’Nothing will divide’ Poland and Ukraine: PM

The Polish prime minister on Friday said that Warsaw and Kyiv were “united as never before” amid the Russian invasion of Ukraine. 

The famous lion statues at Polands Young Eagles Cemetery in Lviv, western Ukraine, are seen unveiled after renovation on Friday, May 20, 2022.

The famous lion statues at Poland’s Young Eagles’ Cemetery in Lviv, western Ukraine, are seen unveiled after renovation on Friday, May 20, 2022.Twitter/Piotr Gliński

Mateusz Morawiecki made the remark after historic Polish statues were restored at a cemetery in Lviv, western Ukraine.

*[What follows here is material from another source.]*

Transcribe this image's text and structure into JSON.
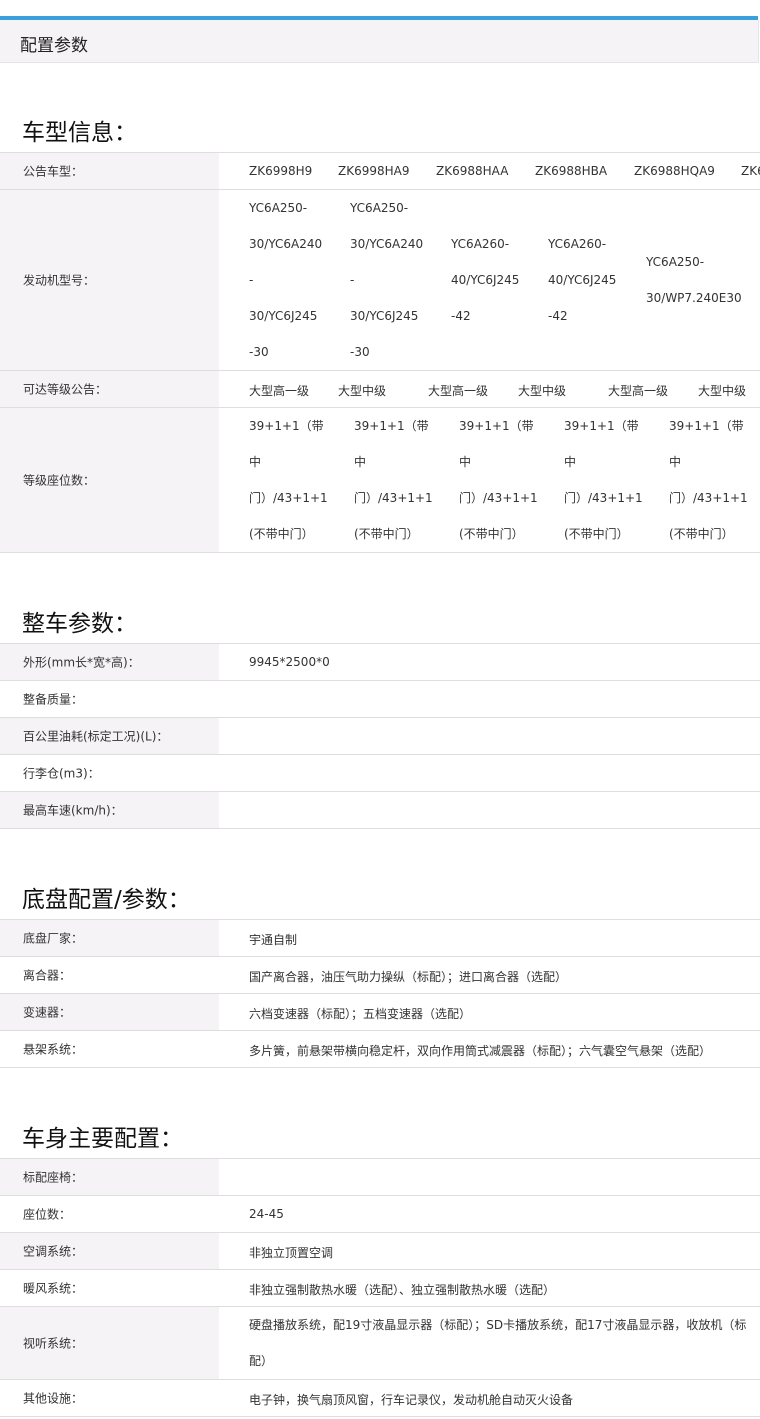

’Symbols of difficult Polish-Ukrainian history’

He wrote on Facebook that the „famous lion statues, which grace the Polish Cemetery of the Defenders of Lwów.

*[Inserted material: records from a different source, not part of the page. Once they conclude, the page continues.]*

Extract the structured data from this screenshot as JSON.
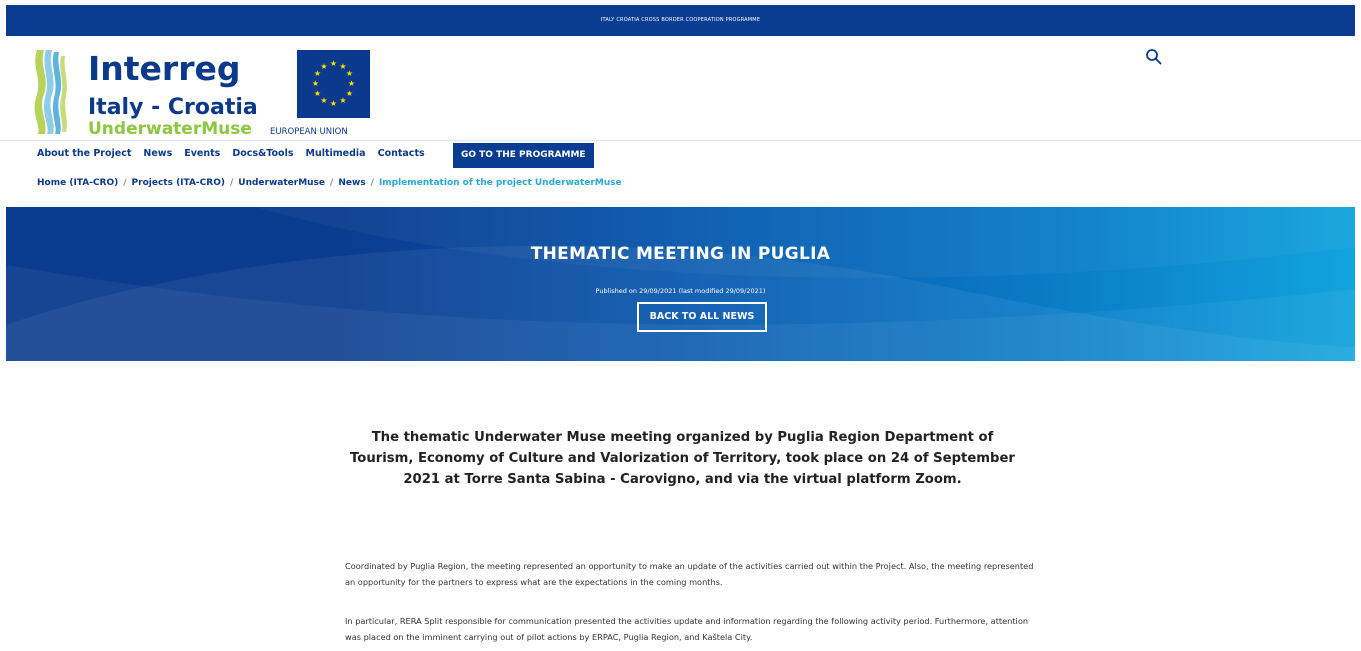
{
  "topbar": {
    "text": "ITALY CROATIA CROSS BORDER COOPERATION PROGRAMME"
  },
  "logo": {
    "brand": "Interreg",
    "region": "Italy - Croatia",
    "project": "UnderwaterMuse",
    "eu_label": "EUROPEAN UNION"
  },
  "nav": {
    "items": [
      {
        "label": "About the Project"
      },
      {
        "label": "News"
      },
      {
        "label": "Events"
      },
      {
        "label": "Docs&Tools"
      },
      {
        "label": "Multimedia"
      },
      {
        "label": "Contacts"
      }
    ],
    "cta_label": "GO TO THE PROGRAMME"
  },
  "breadcrumb": {
    "items": [
      {
        "label": "Home (ITA-CRO)"
      },
      {
        "label": "Projects (ITA-CRO)"
      },
      {
        "label": "UnderwaterMuse"
      },
      {
        "label": "News"
      }
    ],
    "separator": "/",
    "current": "Implementation of the project UnderwaterMuse"
  },
  "hero": {
    "title": "THEMATIC MEETING IN PUGLIA",
    "meta": "Published on 29/09/2021 (last modified 29/09/2021)",
    "back_label": "BACK TO ALL NEWS"
  },
  "article": {
    "lead": "The thematic Underwater Muse meeting organized by Puglia Region Department of Tourism, Economy of Culture and Valorization of Territory, took place on 24 of September 2021 at Torre Santa Sabina - Carovigno, and via the virtual platform Zoom.",
    "paragraph_1": "Coordinated by Puglia Region, the meeting represented an opportunity to make an update of the activities carried out within the Project. Also, the meeting represented an opportunity for the partners to express what are the expectations in the coming months.",
    "paragraph_2": "In particular, RERA Split responsible for communication presented the activities update and information regarding the following activity period. Furthermore, attention was placed on the imminent carrying out of pilot actions by ERPAC, Puglia Region, and Kaštela City."
  },
  "icons": {
    "search": "search-icon",
    "logo_waves": "interreg-waves-logo",
    "eu_flag": "eu-flag-icon"
  },
  "colors": {
    "primary": "#0a3d91",
    "accent_light": "#12a4dd",
    "breadcrumb_current": "#2aa9d8",
    "project_green": "#8dc63f"
  }
}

“I’ve just received news that they have been renovated and were unveiled again today,” Morawiecki added.

“I am glad that together we look after heritage objects from our shared history,” he also said. 

‘Nothing will divide us’ 

Morawiecki wrote in his post that the restoration of the lion statues “represents a symbolic, sharp and clear message to all enemies of Poland and Ukraine.”

He vowed: “Nothing will divide us – we are united as never before!”

‘We stand united with Ukraine’

Earlier, Polish Deputy Prime Minister Piotr Gliński hailed “a touching, important moment.” 

Gliński, who is also minister for culture and national heritage, said on Twitter: “We stand united with Ukraine in the defensive war against the Russian Federation.”

The lion statues of Lviv

The lion statues are a landmark of the Polish Cemetery of the Defenders of Lwów, also known as the Young Eagles’ Cemetery. 

The burial ground holds the remains of thousands of Polish youngsters who defended the city during the Polish-Ukrainian War of 1918-1919 and the 1920 Polish-Soviet War, hence the name “Young Eagles’ Cemetery,” the PAP news agency reported.  

Removed by the Soviet administration in 1971, the lion statues were reinstated in 2015. Three years later the then Lviv authorities demanded that they be removed again as “a symbol of the Polish occupation of Lviv.”

The relaunch of the lion statues was announced earlier on Friday by Lviv Mayor Andriy Sadovyi. 

He said in a Polish-language tweet that the gesture would hopefully constitute “a step towards final, mutual forgiveness of past wrongs” between the two neighbouring nations.

“Long live Poland! Glory to Ukraine!,” Sadovyi tweeted.

Friday was day 86 of Russia’s invasion of Ukraine.